Ozzie Nelson and His Orchestra, ‘Subway’ (1938) This is one of the earliest and most successful attempts to capture the mood of the subway in big band jazz form was by this underrated bandleader later turned sitcom icon. Nelson’s reed-section was one among the first to feature the baritone saxophone, and there’s no horn better at conveying the feeling of deep notes zooming through the underground.
Duke Ellington & Billy Strayhorn, ‘Take the A Train’ This is easily the most famous piece of music ever written about the subway.
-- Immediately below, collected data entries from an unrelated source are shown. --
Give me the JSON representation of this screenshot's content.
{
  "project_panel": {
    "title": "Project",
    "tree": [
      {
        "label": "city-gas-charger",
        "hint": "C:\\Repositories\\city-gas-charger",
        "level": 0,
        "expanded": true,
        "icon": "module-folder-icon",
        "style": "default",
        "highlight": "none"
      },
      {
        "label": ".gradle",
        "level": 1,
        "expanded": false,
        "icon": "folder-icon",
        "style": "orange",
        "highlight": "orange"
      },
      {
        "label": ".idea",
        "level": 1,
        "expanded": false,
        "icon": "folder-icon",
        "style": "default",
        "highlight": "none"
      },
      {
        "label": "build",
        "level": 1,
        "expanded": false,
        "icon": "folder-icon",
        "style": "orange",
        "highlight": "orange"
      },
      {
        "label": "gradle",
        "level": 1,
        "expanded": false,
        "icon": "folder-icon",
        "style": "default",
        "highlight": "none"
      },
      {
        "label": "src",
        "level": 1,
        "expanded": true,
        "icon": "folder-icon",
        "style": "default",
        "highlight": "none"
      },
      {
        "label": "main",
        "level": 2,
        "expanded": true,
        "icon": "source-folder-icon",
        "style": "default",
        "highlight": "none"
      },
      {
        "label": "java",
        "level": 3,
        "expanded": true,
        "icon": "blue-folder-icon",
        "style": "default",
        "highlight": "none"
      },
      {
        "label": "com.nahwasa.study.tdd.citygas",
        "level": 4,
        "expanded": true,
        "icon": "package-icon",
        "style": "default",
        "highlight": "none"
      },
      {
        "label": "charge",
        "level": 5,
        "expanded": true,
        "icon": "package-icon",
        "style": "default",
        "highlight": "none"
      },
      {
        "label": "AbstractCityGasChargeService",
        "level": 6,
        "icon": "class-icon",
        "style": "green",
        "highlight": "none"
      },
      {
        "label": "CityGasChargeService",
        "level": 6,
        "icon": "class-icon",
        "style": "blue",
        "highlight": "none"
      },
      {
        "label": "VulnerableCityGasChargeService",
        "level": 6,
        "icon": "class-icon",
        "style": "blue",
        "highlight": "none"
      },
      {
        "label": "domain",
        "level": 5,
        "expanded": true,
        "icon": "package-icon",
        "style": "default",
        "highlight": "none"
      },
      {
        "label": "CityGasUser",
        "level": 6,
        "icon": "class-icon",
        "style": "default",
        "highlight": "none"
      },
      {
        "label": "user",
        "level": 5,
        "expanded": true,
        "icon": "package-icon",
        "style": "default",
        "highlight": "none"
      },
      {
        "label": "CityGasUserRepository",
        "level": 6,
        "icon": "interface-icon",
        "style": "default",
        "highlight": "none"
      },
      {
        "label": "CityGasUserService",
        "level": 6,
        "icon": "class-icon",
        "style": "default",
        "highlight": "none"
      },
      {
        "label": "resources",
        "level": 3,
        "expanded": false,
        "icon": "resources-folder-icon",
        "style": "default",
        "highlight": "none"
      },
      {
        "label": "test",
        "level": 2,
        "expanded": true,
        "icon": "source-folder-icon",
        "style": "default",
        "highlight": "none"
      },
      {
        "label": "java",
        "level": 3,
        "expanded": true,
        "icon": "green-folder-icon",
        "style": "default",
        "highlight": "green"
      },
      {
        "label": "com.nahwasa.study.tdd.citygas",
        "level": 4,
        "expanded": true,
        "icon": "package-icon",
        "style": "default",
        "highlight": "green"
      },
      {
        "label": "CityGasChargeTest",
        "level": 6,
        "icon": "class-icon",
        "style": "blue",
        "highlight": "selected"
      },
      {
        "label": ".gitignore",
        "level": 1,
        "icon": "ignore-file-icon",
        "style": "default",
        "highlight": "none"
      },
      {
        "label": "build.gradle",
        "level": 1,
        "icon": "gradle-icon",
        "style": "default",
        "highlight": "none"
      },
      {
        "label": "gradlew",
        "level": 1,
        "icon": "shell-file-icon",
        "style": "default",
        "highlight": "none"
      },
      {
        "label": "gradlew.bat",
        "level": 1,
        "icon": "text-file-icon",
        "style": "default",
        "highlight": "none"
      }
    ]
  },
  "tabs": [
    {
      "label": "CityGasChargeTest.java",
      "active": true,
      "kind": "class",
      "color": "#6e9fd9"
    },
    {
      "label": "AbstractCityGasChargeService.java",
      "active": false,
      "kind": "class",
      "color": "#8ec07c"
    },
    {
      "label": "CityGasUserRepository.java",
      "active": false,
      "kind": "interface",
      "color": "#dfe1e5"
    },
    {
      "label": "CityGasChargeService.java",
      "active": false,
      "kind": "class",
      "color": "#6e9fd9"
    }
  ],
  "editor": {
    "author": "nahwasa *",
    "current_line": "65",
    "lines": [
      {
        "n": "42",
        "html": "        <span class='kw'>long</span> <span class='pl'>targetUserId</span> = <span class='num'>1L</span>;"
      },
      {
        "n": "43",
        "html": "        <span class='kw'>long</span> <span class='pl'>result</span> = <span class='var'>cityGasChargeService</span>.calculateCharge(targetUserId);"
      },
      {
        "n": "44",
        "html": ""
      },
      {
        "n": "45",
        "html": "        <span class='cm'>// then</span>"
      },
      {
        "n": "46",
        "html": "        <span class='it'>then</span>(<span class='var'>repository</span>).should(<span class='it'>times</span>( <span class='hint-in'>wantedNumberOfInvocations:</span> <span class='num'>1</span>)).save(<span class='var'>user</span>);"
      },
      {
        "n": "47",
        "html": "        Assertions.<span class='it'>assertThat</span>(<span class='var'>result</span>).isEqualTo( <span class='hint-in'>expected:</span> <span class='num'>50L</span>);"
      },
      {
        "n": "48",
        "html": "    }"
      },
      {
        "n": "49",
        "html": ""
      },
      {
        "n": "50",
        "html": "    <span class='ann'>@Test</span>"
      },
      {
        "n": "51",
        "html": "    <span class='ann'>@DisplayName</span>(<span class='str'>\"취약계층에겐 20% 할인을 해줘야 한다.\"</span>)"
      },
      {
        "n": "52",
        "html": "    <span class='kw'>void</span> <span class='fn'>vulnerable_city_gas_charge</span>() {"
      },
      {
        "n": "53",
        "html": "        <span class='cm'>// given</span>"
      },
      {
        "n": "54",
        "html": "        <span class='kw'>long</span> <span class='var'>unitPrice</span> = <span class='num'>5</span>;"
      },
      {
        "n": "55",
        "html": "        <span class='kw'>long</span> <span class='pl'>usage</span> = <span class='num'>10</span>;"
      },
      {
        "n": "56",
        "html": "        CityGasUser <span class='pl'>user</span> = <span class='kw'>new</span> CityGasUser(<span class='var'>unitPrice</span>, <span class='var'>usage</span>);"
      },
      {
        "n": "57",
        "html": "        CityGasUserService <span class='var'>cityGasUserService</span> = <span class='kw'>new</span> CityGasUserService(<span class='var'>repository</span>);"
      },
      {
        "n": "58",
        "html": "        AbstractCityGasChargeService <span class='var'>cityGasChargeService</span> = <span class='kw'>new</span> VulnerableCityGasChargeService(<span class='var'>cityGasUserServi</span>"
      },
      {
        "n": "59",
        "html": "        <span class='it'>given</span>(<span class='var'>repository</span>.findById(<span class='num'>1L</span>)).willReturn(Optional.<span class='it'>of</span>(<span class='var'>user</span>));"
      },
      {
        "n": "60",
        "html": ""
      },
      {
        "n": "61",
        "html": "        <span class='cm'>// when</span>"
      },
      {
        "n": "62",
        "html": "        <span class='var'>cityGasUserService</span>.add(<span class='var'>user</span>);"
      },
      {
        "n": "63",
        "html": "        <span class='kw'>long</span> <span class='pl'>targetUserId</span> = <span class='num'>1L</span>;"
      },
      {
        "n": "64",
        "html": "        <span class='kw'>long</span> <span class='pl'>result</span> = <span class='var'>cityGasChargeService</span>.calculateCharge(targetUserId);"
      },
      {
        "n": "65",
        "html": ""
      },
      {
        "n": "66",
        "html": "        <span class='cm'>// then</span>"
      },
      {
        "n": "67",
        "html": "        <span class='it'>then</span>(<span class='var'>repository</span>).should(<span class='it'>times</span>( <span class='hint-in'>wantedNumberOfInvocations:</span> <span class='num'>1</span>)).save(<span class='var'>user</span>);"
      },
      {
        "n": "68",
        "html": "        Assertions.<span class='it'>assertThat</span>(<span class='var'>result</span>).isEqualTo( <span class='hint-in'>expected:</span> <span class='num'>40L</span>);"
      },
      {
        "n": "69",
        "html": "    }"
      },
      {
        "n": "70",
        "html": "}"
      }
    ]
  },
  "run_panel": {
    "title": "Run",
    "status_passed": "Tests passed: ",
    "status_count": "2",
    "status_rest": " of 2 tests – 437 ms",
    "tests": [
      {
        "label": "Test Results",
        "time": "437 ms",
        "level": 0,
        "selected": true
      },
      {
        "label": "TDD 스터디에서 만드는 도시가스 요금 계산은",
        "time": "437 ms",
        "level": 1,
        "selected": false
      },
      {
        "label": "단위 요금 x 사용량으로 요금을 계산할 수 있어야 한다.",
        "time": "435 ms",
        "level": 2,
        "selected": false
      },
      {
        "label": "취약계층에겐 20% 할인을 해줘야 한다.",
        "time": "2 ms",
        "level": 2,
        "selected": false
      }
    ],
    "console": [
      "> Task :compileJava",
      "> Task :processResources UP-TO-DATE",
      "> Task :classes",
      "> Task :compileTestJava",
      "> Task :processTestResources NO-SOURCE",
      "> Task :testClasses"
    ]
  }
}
In 1948, Ellington expanded “A Train” into a long-form tone poem called “Manhattan Murals (As Seen From the A Train),” which his orchestra played at Carnegie Hall, but, alas, never recorded.
Leonard Bernstein, ‘Subway Ride Ballet’, from ‘On the Town’ (1944) After Ellington, no one wrote more prolifically or movingly about New York than Bernstein, who made the city the subject of nearly all his classic Broadway musicals. With the “Subway Ride Ballet,” Bern stein took ballet from its lofty perch in the realm of art music and brought it down to where everybody could enjoy it.
Jule Styne, ‘Subways Are for Sleeping’ (1960) Styne and his librettists, Betty Comden and Adolph Green (who had also written the book and lyrics for “On the Town”), were such savvy New Yorkers that it’s hard to believe they made a whole show based on the supposedly happy-go-lucky lives of the city’s homeless. It flopped, naturally, but some of the songs from “Subways Are for Sleeping” are marvelous. “Ride Through the Night,” which was also recorded by Frankie Laine, describes the subway as “the magic train of dreams.”
Petula Clark, ‘Don’t Sleep in the Subway (1967)’ Clark’s original recording of this flimsy pop hit is little more than psychedelic ephemera, but the cover by Frank Sinatra (on “The World We Knew” album) is more substantial, adding jazz and blues values and imbuing Tony Hatch’s words and music with real emotional resonance.